Parliament shuts down, now what?
British Parliament has officially been prorogued (or suspended) until October 14. That means that there are no debates, nor votes held. In yesterday’s final House of Commons‘ session, MPs voted against the motion from the government to call a snap election.
The GBP/USD bounced back from its 3-year low, which weighs on the main British index
While the GBP/USD pair lost up to 6% since Boris Johnson’s appointment, the currency pair recently bounced back on its lowest level since October 2016 to trade around 1.2330 at the time of writing. As strong U.K. growth figures have recently been published, the pound has strengthened against other currencies. After the prorogation announcement the pound fell.
Many analysts expect the currency pair to keep declining, despite recent spikes, because of several major geopolitical considerations.

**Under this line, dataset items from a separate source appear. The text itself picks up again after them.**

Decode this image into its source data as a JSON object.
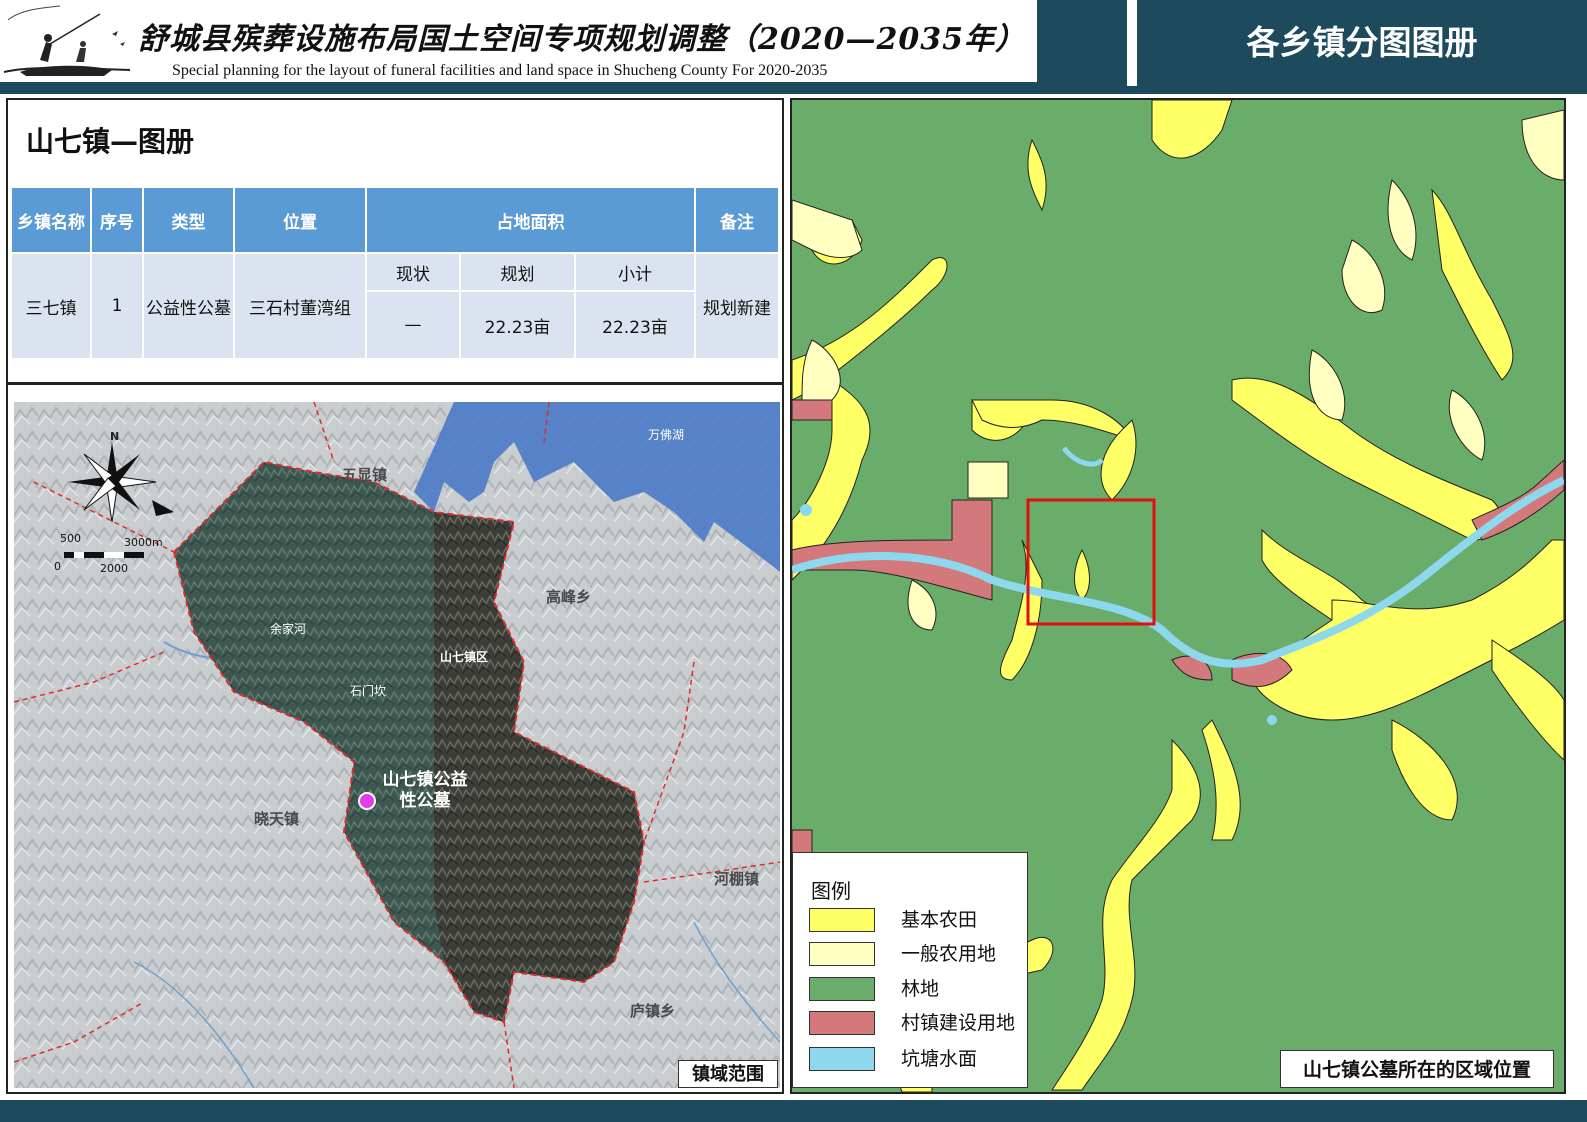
{
  "header": {
    "title_cn": "舒城县殡葬设施布局国土空间专项规划调整（2020—2035年）",
    "title_en": "Special planning for the layout of funeral facilities and land space in Shucheng County For 2020-2035",
    "section_title": "各乡镇分图图册"
  },
  "panel_title": "山七镇—图册",
  "table": {
    "headers": {
      "town": "乡镇名称",
      "seq": "序号",
      "type": "类型",
      "location": "位置",
      "area": "占地面积",
      "note": "备注"
    },
    "subheaders": {
      "current": "现状",
      "planned": "规划",
      "subtotal": "小计"
    },
    "row": {
      "town": "三七镇",
      "seq": "1",
      "type": "公益性公墓",
      "location": "三石村董湾组",
      "current": "—",
      "planned": "22.23亩",
      "subtotal": "22.23亩",
      "note": "规划新建"
    }
  },
  "overview_map": {
    "caption": "镇域范围",
    "north_label": "N",
    "scale": {
      "s500": "500",
      "s3000": "3000m",
      "s0": "0",
      "s2000": "2000"
    },
    "labels": {
      "wuxian": "五显镇",
      "wanfo": "万佛湖",
      "gaofeng": "高峰乡",
      "yujiahe": "余家河",
      "shanqi_area": "山七镇区",
      "shimenkan": "石门坎",
      "xiaotian": "晓天镇",
      "hepeng": "河棚镇",
      "luzhen": "庐镇乡",
      "site": "山七镇公益性公墓"
    }
  },
  "landuse_map": {
    "caption": "山七镇公墓所在的区域位置",
    "legend_title": "图例",
    "legend": [
      {
        "label": "基本农田",
        "color": "#ffff66"
      },
      {
        "label": "一般农用地",
        "color": "#ffffc0"
      },
      {
        "label": "林地",
        "color": "#6aad6a"
      },
      {
        "label": "村镇建设用地",
        "color": "#d4797b"
      },
      {
        "label": "坑塘水面",
        "color": "#8ed8ee"
      }
    ]
  }
}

These include mounting concerns over Prime Minister Boris Johnson’s tenure as head of government, the parliament suspension, the passage of Brexit legislation by October 31, 2019, and the ongoing uncertainty vis-a-vis the potential for a US trade war with the European Union.
Financial analysts have reiterated concerns on the falling purchasing power of the pound. Speculative net positions, including online exchange brokers such as Easy Markets on the GBP are strongly negative over 1 year, 2 years, and 5-year projections. Immediately prior to Brexit in 2016, the GBP/USD pair was hovering around 1.50. Since then, approximately 20% of the GBPs purchasing power has been erased, with significant downward momentum on the cards.

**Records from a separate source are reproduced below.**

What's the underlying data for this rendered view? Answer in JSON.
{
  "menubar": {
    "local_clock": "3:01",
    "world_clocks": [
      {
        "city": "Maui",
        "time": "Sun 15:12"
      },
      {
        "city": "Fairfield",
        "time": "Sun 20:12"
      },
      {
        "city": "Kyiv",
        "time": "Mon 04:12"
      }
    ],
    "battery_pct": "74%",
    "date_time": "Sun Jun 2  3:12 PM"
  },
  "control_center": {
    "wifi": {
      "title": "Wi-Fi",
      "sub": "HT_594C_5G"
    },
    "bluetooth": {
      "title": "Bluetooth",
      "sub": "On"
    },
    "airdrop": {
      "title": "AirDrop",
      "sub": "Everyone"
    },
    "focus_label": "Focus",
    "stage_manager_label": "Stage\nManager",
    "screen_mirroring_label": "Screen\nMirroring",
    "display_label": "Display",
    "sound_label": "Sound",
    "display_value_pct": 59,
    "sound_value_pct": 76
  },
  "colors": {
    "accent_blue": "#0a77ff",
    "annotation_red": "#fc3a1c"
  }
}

The relationship between British indices and the GBP/USD
As about 70% of the components of the FTSE 100 index are exporting companies, most of their revenues are coming from abroad. Therefore, a weaker GBP is positive for these companies, as it means that the purchasing power of foreign buyers of UK goods and services is higher.
On the other hand, a stronger GBP weakens the export-driven growth of UK-listed companies on the FTSE 100 index. The 2019 performance of the GBP/USD pair is bearish, and this dovetails with strongly positive returns on the FTSE 100. Some 2/3 of revenues generated on the FTSE 100 index are derived from foreign earnings.

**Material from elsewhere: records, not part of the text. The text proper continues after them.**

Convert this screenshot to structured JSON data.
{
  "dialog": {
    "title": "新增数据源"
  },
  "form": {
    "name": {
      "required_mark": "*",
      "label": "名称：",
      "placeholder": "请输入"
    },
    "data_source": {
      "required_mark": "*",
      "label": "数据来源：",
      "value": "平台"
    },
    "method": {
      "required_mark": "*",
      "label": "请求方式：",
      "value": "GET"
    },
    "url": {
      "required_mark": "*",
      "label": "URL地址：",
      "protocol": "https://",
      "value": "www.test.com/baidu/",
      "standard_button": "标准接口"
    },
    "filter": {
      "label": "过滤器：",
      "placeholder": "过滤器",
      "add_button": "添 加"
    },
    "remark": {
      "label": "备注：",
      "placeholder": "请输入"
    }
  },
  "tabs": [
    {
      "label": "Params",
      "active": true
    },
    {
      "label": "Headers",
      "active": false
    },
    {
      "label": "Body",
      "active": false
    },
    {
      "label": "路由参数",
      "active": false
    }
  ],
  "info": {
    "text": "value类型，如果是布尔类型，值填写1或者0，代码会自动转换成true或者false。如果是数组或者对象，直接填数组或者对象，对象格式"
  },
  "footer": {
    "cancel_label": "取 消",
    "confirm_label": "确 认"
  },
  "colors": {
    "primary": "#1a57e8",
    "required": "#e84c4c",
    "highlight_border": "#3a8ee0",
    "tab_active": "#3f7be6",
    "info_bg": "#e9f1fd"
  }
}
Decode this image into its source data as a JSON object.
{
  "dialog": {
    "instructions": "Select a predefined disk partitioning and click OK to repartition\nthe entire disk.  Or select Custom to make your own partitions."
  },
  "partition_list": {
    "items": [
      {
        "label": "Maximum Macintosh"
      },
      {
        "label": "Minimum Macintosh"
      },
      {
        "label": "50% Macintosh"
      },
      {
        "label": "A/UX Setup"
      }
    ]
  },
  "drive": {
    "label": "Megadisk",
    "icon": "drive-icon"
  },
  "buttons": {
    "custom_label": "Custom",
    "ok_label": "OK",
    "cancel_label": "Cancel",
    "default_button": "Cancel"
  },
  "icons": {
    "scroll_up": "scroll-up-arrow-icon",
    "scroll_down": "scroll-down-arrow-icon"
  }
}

That’s the reason why a weak GBP benefits the bourse. The FTSE 250 index is made up of all UK-based companies, and a weak GBP exposes this index to poor performance. As foreign-based companies repatriate their profits to the UK, the returns are worth substantially more in GBP. A weak sterling can increase share prices on the FTSE 100.
As you can see in the above chart, the FTSE index and the GBP/USD currency pair are negatively correlated, as they (mostly) evolve in opposite directions.
More twists and turns over Brexit expected
The question on every investor’s mind remains about the October 31st 2019 deadline for Brexit – Is it doable?
Most pundits tend to think not. The prospect of a negotiated settlement is growing slimmer by the day. With just over a month until the PMs deadline expires and with the Parliament being suspended, it is unlikely that the ‘Irish backstop’ idea will be scrapped by the EU.
A surprise Brexit deal could take markets completely by surprise and make the pound a highly attractive prospect.